In my previous post, I pointed out that the unusually generous unemployment benefits being paid out until early September were likely to depress employment of lower skilled workers during the summer months. You might wonder if there is any research that supports this claim. It turns out that there is. A 2016 NBER study by Marcus Hagedorn, Iourii Manovskii & Kurt Mitman found that the expiration of the extended unemployment benefits at the end of 2013 led to an unusually large jump in employment during 2014. Here’s the abstract:
We measure the aggregate effect of unemployment benefit duration on employment and the labor force. We exploit the variation induced by Congress’ failure in December 2013 to reauthorize the unprecedented benefit extensions introduced during the Great Recession. Federal benefit extensions that ranged from 0 to 47 weeks across U.S. states were abruptly cut to zero. To achieve identification we use the fact that this policy change was exogenous to cross-sectional differences across U.S. states and we exploit a policy discontinuity at state borders. Our baseline estimates reveal that a 1% drop in benefit duration leads to a statistically significant increase of employment by 0.019 log points. In levels, 2.1 million individuals secured employment in 2014 due to the benefit cut. More than 1.1 million of these workers would not have participated in the labor market had benefit extensions been reauthorized.

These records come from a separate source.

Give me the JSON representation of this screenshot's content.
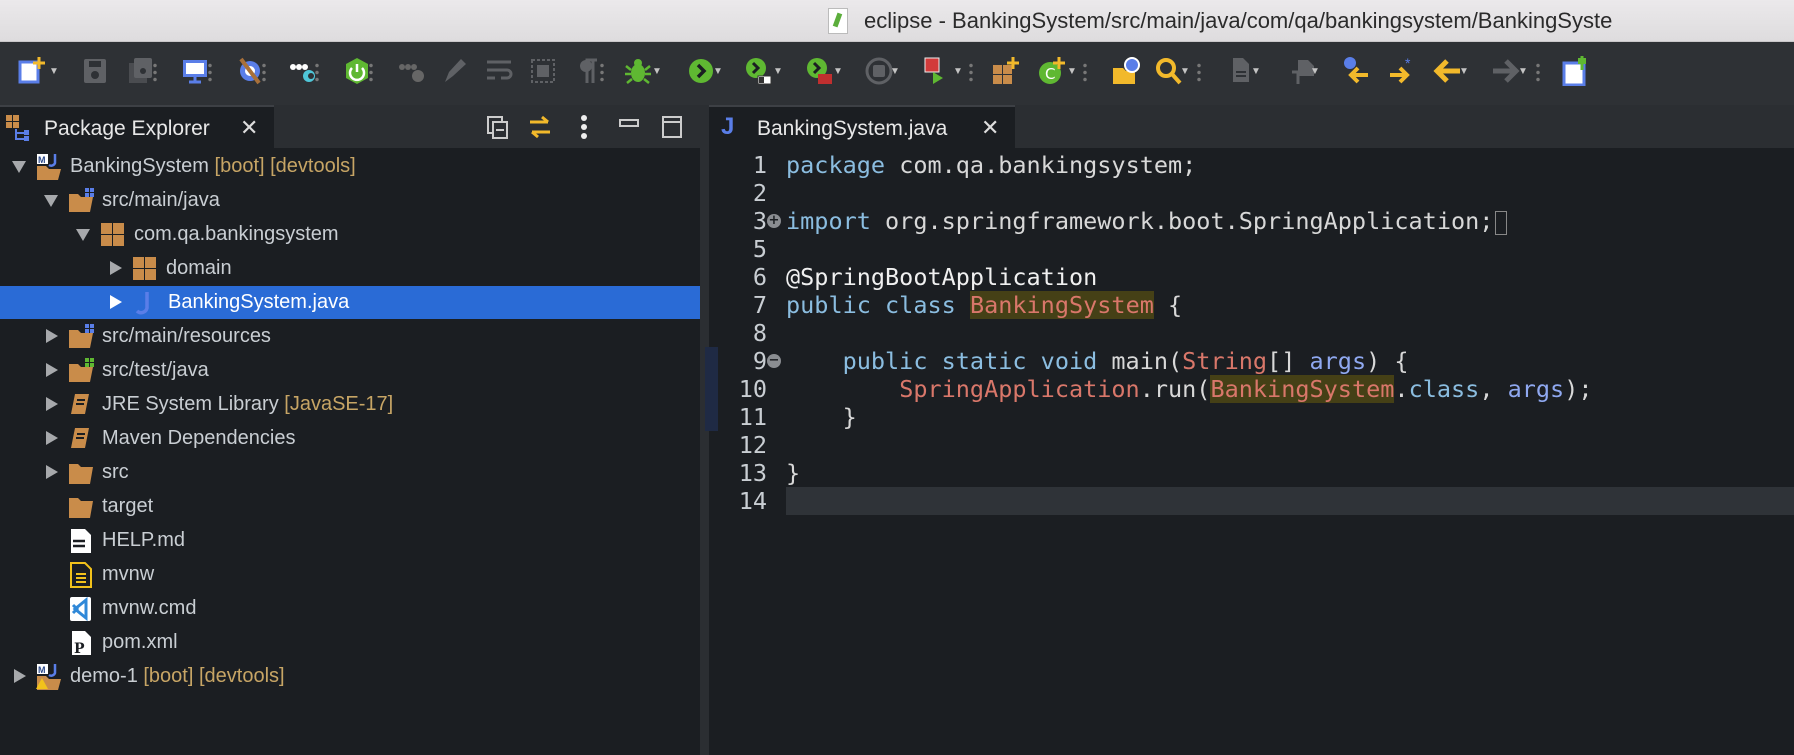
{
  "window": {
    "title": "eclipse - BankingSystem/src/main/java/com/qa/bankingsystem/BankingSyste",
    "traffic_lights": [
      "#ee6a5f",
      "#f5be4f",
      "#61c454"
    ]
  },
  "toolbar": {
    "items": [
      "new",
      "save",
      "save-all",
      "|",
      "monitor",
      "|",
      "skip-breakpoints",
      "|",
      "toggle-dots",
      "|",
      "spring-boot",
      "|",
      "toggle-dots-disabled",
      "mark-occurrences",
      "word-wrap",
      "block-selection",
      "show-whitespace",
      "|",
      "debug",
      "run",
      "run-external",
      "external-tools",
      "stop",
      "|",
      "coverage",
      "|",
      "new-package",
      "new-class",
      "|",
      "open-type",
      "search",
      "|",
      "last-edit",
      "next-annotation",
      "previous-annotation",
      "next-edit",
      "back",
      "forward",
      "|",
      "pin-editor"
    ]
  },
  "package_explorer": {
    "tab_label": "Package Explorer",
    "tree": [
      {
        "level": 0,
        "state": "open",
        "icon": "maven-project",
        "label": "BankingSystem",
        "deco": " [boot] [devtools]"
      },
      {
        "level": 1,
        "state": "open",
        "icon": "source-folder",
        "label": "src/main/java"
      },
      {
        "level": 2,
        "state": "open",
        "icon": "package",
        "label": "com.qa.bankingsystem"
      },
      {
        "level": 3,
        "state": "closed",
        "icon": "package",
        "label": "domain"
      },
      {
        "level": 3,
        "state": "closed",
        "icon": "java-file",
        "label": "BankingSystem.java",
        "selected": true
      },
      {
        "level": 1,
        "state": "closed",
        "icon": "source-folder",
        "label": "src/main/resources"
      },
      {
        "level": 1,
        "state": "closed",
        "icon": "test-folder",
        "label": "src/test/java"
      },
      {
        "level": 1,
        "state": "closed",
        "icon": "library",
        "label": "JRE System Library",
        "deco": " [JavaSE-17]"
      },
      {
        "level": 1,
        "state": "closed",
        "icon": "library",
        "label": "Maven Dependencies"
      },
      {
        "level": 1,
        "state": "closed",
        "icon": "folder",
        "label": "src"
      },
      {
        "level": 1,
        "state": "none",
        "icon": "folder",
        "label": "target"
      },
      {
        "level": 1,
        "state": "none",
        "icon": "markdown-file",
        "label": "HELP.md"
      },
      {
        "level": 1,
        "state": "none",
        "icon": "text-file",
        "label": "mvnw"
      },
      {
        "level": 1,
        "state": "none",
        "icon": "vscode-file",
        "label": "mvnw.cmd"
      },
      {
        "level": 1,
        "state": "none",
        "icon": "pom-file",
        "label": "pom.xml"
      },
      {
        "level": 0,
        "state": "closed",
        "icon": "maven-project-warning",
        "label": "demo-1",
        "deco": " [boot] [devtools]"
      }
    ]
  },
  "editor": {
    "tab_label": "BankingSystem.java",
    "current_line": "14",
    "lines": [
      {
        "n": "1",
        "t": [
          [
            "package",
            "kw"
          ],
          [
            " com.qa.bankingsystem;",
            ""
          ]
        ]
      },
      {
        "n": "2",
        "t": []
      },
      {
        "n": "3",
        "fold": "+",
        "t": [
          [
            "import",
            "kw"
          ],
          [
            " org.springframework.boot.SpringApplication;",
            ""
          ]
        ],
        "folded": true
      },
      {
        "n": "5",
        "t": []
      },
      {
        "n": "6",
        "t": [
          [
            "@SpringBootApplication",
            "ann"
          ]
        ]
      },
      {
        "n": "7",
        "t": [
          [
            "public class",
            "kw"
          ],
          [
            " ",
            ""
          ],
          [
            "BankingSystem",
            "cls hl"
          ],
          [
            " {",
            ""
          ]
        ]
      },
      {
        "n": "8",
        "t": []
      },
      {
        "n": "9",
        "fold": "-",
        "t": [
          [
            "    ",
            ""
          ],
          [
            "public static void",
            "kw"
          ],
          [
            " main(",
            ""
          ],
          [
            "String",
            "cls"
          ],
          [
            "[] ",
            ""
          ],
          [
            "args",
            "var"
          ],
          [
            ") {",
            ""
          ]
        ]
      },
      {
        "n": "10",
        "t": [
          [
            "        ",
            ""
          ],
          [
            "SpringApplication",
            "cls"
          ],
          [
            ".run(",
            ""
          ],
          [
            "BankingSystem",
            "cls hl"
          ],
          [
            ".",
            ""
          ],
          [
            "class",
            "kw"
          ],
          [
            ", ",
            ""
          ],
          [
            "args",
            "var"
          ],
          [
            ");",
            ""
          ]
        ]
      },
      {
        "n": "11",
        "t": [
          [
            "    }",
            ""
          ]
        ]
      },
      {
        "n": "12",
        "t": []
      },
      {
        "n": "13",
        "t": [
          [
            "}",
            ""
          ]
        ]
      },
      {
        "n": "14",
        "t": []
      }
    ]
  }
}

You may recall that Keynesian economists predicted the exact opposite, that cutting off benefits would reduce spending and thus reduce employment. Yes, demand matters. But so does supply.
One point I forgot to mention in the previous post is that the artificially created labor shortage this summer is likely to lead to more illegal immigration.
READER COMMENTS
David Henderson
Apr 19 2021 at 5:16pm
Good study.
I cited it and another study by Valletta and Kuang in my Defining Ideas article last month titled “An Unncessary ‘Stimulus’“, Defining Ideas, March 2, 2021.
Thomas Lee Hutcheson
Apr 20 2021 at 6:53am
We suffer from not having an unemployment insurance system that functions more like insurance, payments more closely related to loss of income and (so long as health insurance is tied to employment) health insurance.

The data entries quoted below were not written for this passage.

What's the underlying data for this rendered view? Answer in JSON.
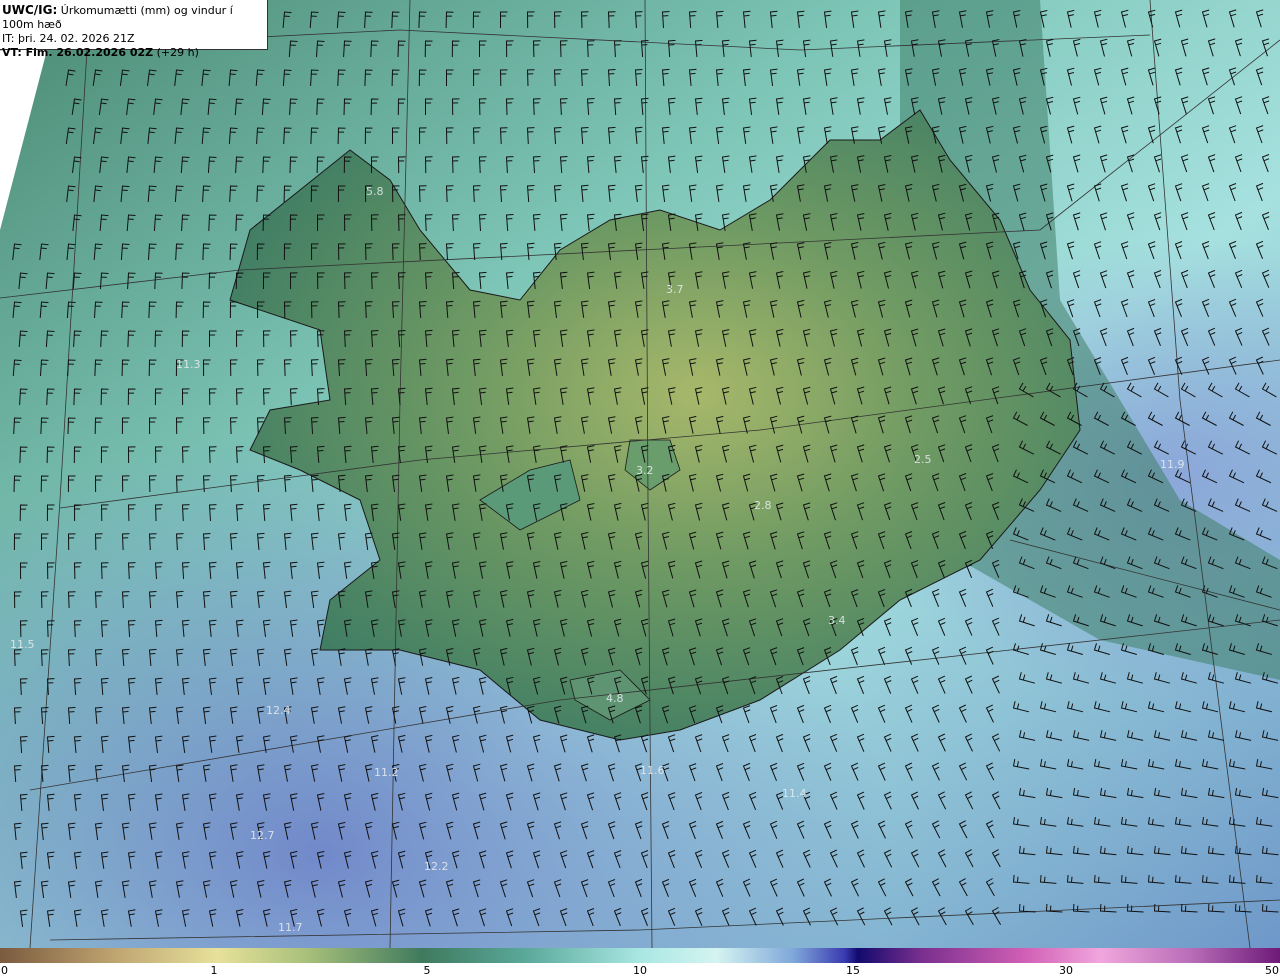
{
  "header": {
    "model": "UWC/IG:",
    "title": "Úrkomumætti (mm) og vindur í 100m hæð",
    "issue_time": "IT: þri. 24. 02. 2026 21Z",
    "valid_time_label": "VT: Fim. 26.02.2026 02Z",
    "valid_time_offset": "(+29 h)"
  },
  "map_labels": [
    {
      "text": "5.8"
    },
    {
      "text": "3.7"
    },
    {
      "text": "3.2"
    },
    {
      "text": "2.5"
    },
    {
      "text": "2.8"
    },
    {
      "text": "3.4"
    },
    {
      "text": "4.8"
    },
    {
      "text": "11.9"
    },
    {
      "text": "12.4"
    },
    {
      "text": "12.7"
    },
    {
      "text": "12.2"
    },
    {
      "text": "11.6"
    },
    {
      "text": "11.4"
    },
    {
      "text": "11.7"
    },
    {
      "text": "11.2"
    },
    {
      "text": "11.3"
    },
    {
      "text": "11.5"
    }
  ],
  "colorbar": {
    "ticks": [
      "0",
      "1",
      "5",
      "10",
      "15",
      "30",
      "50"
    ]
  },
  "colors": {
    "coastline": "#1a1a1a",
    "grid": "#333333",
    "barb": "#111111"
  }
}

An interesting question of institutional design is what monetary regime is assumed as this will affect how to parameterize UI benefits to which macroeconomic indicators.
Phil H
Apr 20 2021 at 8:01pm
Blimey, it’s enough to turn someone into a Marxist. First we have Tyler Cowen shocked! shocked! that the proles of Florida weren’t rushing to serve the great god McDonalds (https://marginalrevolution.com/marginalrevolution/2021/04/not-everywhere-needs-another-1-trillion-in-stimulus.html). Now Sumner informs us that when poorer people choose to invest their time resources in the direction of their choosing, that’s “artificial”. Of course, when rich people invest their capital resources in wonderful, life-affirming bitcoins, that’s natural. All gives me a mild case of the class warfares.
Political sniping aside, I think I had the same question as TL Hutcheson above. I accept that high (or full) employment is a reasonable goal of benefits policy; but it probably doesn’t make sense to optimize benefits policy for high employment in isolation. Specifically, it seems likely that if you did that, the optimal benefits would be zero, but that experiment has been run before. The obstacle to working out a proper model is presumably that we can’t get political agreement on what the goals of policy are. Some combination of poverty elimination, high employment, and economic growth sounds reasonable, but the explicit balancing of these goals may not be politically possible.
Scott Sumner
Apr 21 2021 at 1:15pm
I’m not sure why you seem to disagree with my post. I also support optimal policies, which balance various factors. What’s your point?
Brandon Berg
Apr 21 2021 at 6:34am
Also worth noting: The job openings rate is at the highest point since the BLS started publishing it in 2000, and is roughly twice what it was on previous occasions when unemployment was at 6%.